In this specific situation, the agreement requires workers to not take a job at a competing sandwich shop for two years. Here, competing is defined as a shop that earns more than 10% of its revenue from sandwiches, and is within three miles of one of their existing franchise locations.
What Determines if a Non-Compete Agreement Like This Is Legal?
Non-compete agreements are becoming more common in today’s workforce and they don’t require much to be enforceable. A non-compete agreement is legal if:
- It is in exchange for something. In the case of a fast-food restaurant worker, the individual received a job. If an employee is already hired and the store wants them to sign an agreement, they must be given something extra. This could be a raise, promotion, or some other benefit.

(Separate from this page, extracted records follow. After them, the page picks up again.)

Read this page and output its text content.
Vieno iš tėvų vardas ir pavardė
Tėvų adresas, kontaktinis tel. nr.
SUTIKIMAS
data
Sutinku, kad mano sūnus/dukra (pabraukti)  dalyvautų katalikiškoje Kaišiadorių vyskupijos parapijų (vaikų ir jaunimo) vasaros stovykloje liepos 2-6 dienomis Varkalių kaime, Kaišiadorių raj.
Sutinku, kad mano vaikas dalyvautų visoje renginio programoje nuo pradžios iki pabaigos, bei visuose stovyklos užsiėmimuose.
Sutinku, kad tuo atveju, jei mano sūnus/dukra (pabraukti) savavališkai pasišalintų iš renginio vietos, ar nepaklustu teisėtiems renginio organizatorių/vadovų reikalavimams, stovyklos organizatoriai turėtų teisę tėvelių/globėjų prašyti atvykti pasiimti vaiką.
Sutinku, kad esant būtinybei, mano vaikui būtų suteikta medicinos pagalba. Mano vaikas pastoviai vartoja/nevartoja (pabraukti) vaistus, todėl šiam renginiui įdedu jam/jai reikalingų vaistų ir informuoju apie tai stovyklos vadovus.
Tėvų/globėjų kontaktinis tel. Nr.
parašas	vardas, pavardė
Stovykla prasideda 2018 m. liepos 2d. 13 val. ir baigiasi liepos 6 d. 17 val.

- There is a business purpose to the non-compete agreement; such as protecting trade secrets or other proprietary information.
- The restrictions of the non-compete agreement must be reasonable. The limitations to the area probably will be limited by your business or industry, and a time restriction of a few years is a usually reasonable.
What has upset some people who don’t like the fast food employees signing a non-compete is the idea that these minimum wage workers may have a hard time finding another job close to their homes because of the non-compete clause. This case could end up in the courts to find out if line workers from a fast food franchise pose a risk to the overall corporate business.